Sands, 20, has signed an extension with NYCFC, making him the first homegrown player to do so with the club. The extension is for five years.
“It’s just an amazing feeling all around for me, because it’s a reward for all of the hard work I’ve put in in the past couple seasons,” Sands told The Post in an exclusive interview.
“And I think this extension also shows how they want me to grow in the future and I think that’s being more of a leader, so that’s the next step I’m going to take for this club.”
Sands’ growth has accelerated over the last couple seasons.
After signing his first professional contract in 2017 and being sent out on loan the next year, the Rye native emerged as a starter in 2019 and has since been a stalwart in the center of the park. His play last season led to him being ranked No. 6 on MLS’ 22 under 22 list, and even convinced NYCFC they’d be fine jettisoning club captain (and fellow defensive midfielder) Alex Ring to expansion outfit Austin FC.
Sands’ ascendancy improves the club’s chances of lifting its first trophy, but means his extension will likely serve more as a price-raiser than a blood pact. European clubs are already circling around Sands, and he’ll move when the right offer comes through.
“I’ve expressed my interest in playing in Europe, and the coaches, the club they all understand that,” he said. “And I think they’ve been great about getting young players over to Europe… now it’s just about finding the right team and the right club where I can really succeed.”
Fellow homegrown Joe Scally hadn’t yet played a professional game when the club agreed to sell him to Borussia Mönchengladbach in 2019. Gio Reyna jumped straight from the academy to Borussia Dortmund at age 16. Sands’ lengthy new deal looks like an outlier compared to those paths, even with the caveat that he likely won’t see out the entire extension.
Still, NYCFC have secured a pivotal player for at least the short-term future, and the importance of Sands’ re-up won’t be lost on a club so fixated on developing young talent. Five players have been signed to homegrown contracts through just six seasons, and seven more academy players are expected to make the trip to Orlando for the preseason camp on March 8. The pathway is clearly there if you’re good enough.
“Just personally for me, being a homegrown, coming from the academy, I feel like it’s a little bit of my responsibility to kinda pave the way for the next homegrowns,” Sands said. … “So it’s a little bit of pressure on my shoulders, but it’s pressure I’m really happy to accept and deal with.”

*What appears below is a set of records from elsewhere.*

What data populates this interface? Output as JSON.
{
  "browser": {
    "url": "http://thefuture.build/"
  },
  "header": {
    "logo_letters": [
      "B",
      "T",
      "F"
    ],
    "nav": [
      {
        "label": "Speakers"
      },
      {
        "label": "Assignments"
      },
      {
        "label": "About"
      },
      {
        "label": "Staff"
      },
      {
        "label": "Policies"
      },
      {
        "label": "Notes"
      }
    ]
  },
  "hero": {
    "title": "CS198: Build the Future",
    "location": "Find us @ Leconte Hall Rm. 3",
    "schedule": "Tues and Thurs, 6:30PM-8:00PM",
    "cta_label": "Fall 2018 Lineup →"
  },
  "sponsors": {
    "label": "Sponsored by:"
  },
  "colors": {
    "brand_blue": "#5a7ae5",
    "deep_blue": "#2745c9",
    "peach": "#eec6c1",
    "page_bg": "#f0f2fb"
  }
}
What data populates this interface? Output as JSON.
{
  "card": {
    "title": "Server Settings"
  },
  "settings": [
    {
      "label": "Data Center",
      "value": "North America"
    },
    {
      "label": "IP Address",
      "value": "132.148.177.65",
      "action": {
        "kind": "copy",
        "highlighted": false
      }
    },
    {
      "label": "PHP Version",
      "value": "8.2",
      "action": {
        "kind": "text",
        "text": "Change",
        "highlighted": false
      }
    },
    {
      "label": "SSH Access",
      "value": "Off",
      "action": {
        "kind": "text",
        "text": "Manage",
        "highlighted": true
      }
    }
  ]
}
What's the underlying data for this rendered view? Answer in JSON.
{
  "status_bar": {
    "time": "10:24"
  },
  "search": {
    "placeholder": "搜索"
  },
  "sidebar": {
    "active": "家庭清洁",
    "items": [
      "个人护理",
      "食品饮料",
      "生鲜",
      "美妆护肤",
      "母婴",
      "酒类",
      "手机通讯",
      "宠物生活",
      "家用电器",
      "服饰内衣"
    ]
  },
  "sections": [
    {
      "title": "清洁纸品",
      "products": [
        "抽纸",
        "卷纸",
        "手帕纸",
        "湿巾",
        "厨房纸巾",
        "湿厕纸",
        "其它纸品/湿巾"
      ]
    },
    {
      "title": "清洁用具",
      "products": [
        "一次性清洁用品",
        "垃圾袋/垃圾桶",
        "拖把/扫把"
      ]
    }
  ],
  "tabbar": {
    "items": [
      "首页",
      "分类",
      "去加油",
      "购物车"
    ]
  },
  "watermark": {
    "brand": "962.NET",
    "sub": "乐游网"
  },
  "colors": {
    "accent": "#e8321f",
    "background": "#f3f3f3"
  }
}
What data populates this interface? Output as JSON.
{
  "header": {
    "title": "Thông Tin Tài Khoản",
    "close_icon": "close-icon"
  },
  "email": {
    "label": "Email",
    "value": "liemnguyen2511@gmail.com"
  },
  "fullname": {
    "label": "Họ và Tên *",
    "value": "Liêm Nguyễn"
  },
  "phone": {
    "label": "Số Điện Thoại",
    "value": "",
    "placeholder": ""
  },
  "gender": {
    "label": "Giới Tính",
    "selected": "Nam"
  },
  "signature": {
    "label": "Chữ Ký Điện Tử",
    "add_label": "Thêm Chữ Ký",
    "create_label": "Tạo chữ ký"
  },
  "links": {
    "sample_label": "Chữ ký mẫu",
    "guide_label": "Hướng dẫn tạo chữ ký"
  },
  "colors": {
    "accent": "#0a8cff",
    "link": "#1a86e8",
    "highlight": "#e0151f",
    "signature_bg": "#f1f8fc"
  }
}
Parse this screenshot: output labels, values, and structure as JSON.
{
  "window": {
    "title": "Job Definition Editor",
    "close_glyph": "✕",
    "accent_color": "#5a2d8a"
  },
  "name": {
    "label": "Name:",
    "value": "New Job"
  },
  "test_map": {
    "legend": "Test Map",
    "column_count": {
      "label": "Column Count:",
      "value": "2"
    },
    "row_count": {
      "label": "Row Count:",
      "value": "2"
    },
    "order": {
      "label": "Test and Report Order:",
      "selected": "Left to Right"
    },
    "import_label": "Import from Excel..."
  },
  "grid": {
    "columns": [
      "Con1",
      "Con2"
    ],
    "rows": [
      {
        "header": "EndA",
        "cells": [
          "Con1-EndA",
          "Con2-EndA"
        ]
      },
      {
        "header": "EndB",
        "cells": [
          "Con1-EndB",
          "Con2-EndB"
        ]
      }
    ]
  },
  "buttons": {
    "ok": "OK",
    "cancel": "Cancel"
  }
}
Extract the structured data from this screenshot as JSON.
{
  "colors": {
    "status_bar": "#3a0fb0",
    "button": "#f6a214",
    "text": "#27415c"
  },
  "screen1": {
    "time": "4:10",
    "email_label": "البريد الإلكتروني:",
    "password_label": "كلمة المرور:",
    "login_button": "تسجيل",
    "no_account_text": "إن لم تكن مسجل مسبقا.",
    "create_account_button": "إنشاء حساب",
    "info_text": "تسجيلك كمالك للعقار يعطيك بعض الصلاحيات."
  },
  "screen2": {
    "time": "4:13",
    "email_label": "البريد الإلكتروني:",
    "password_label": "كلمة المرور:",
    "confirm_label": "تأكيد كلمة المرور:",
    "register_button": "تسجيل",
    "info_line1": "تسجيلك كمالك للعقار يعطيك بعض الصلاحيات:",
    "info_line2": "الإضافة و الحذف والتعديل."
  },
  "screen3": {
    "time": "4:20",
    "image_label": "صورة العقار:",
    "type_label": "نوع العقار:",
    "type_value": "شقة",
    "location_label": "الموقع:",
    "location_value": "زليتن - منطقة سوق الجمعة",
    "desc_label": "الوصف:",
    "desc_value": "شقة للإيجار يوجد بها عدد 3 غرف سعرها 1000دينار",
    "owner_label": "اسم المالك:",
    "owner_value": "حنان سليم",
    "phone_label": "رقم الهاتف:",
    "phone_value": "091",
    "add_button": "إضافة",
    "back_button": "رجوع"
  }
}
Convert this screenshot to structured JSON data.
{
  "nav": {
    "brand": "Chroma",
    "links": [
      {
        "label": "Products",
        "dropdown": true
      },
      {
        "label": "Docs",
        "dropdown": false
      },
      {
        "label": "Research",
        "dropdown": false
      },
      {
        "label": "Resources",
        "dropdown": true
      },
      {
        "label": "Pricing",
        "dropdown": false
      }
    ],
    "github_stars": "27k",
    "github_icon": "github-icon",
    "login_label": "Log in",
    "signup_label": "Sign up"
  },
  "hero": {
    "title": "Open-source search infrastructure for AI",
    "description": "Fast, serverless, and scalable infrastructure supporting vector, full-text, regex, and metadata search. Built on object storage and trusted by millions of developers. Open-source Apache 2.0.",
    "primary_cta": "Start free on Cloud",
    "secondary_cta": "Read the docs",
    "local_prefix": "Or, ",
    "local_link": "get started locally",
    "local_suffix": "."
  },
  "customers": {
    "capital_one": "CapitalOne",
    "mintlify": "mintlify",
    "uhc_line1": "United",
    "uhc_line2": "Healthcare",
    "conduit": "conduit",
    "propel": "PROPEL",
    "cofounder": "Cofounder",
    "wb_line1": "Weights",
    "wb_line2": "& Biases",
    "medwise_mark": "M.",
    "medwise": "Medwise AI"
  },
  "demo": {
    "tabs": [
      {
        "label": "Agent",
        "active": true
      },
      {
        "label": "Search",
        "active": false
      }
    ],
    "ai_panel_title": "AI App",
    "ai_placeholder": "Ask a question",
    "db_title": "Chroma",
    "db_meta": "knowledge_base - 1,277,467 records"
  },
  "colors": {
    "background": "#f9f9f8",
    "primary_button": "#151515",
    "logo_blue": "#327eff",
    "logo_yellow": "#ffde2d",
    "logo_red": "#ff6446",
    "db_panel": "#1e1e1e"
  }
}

Sands is no stranger to that feeling. The youngster who would sit in the front of academy meetings and draw winces from his crunching tackles was thrust into a first team squad when first signed four years ago. A team that featured European luminaries Andrea Pirlo and David Villa and was manned by Arsenal legend Patrick Vieira at coach. A reserved teenager needed to make an impression.
“He’s a quiet person,” said Sands’ former academy coach Matt Pilkington. “But he doesn’t play that way.”
That assertiveness took time to manifest. Early games featured a skittishness on the ball, Sands said, as he tried to juggle typical nerves and the fear of messing up in front of his elder, more decorated European teammates.
“I looked a little rattled,” he says now of his start to pro life.
You wouldn’t know that now. He’s amassed 34 league starts in the past two seasons (it would’ve been more last season if not for a broken foot), and now feels more comfortable directing traffic in his holding mid position. You may even see him bomb forward a bit more in 2021, but that missing piece is precisely what illustrates his potential.
Sands has never scored in the league, seldom touches the ball in the opponents’ box and lags behind the defensive midfield elite in terms of his upfield passing. And yet, his coaches have fiercely trusted him, and a move to a higher level seems inevitable.
“He’s become a really important player for both [ex-coach] Dome [Torrent] and for [head coach] Ronny [Deila], and I think that’s a testament to him,” Lee said.
European clubs (reportedly from Germany, Belgium and the Netherlands, at least) will likely target Sands regardless of where his offensive game ends up.
That complicates Lee’s job of building a competitive roster, though he told The Post he’s “delighted” when players earn big moves and tries to “work collaboratively with all of our players” to understand their goals.
Until then, Sands will work to correct the club’s postseason woes. And the club will be preparing for his departure.
“It’s just become a part of the job,” Lee said. “…The continual work to hopefully produce the next James is already ongoing.”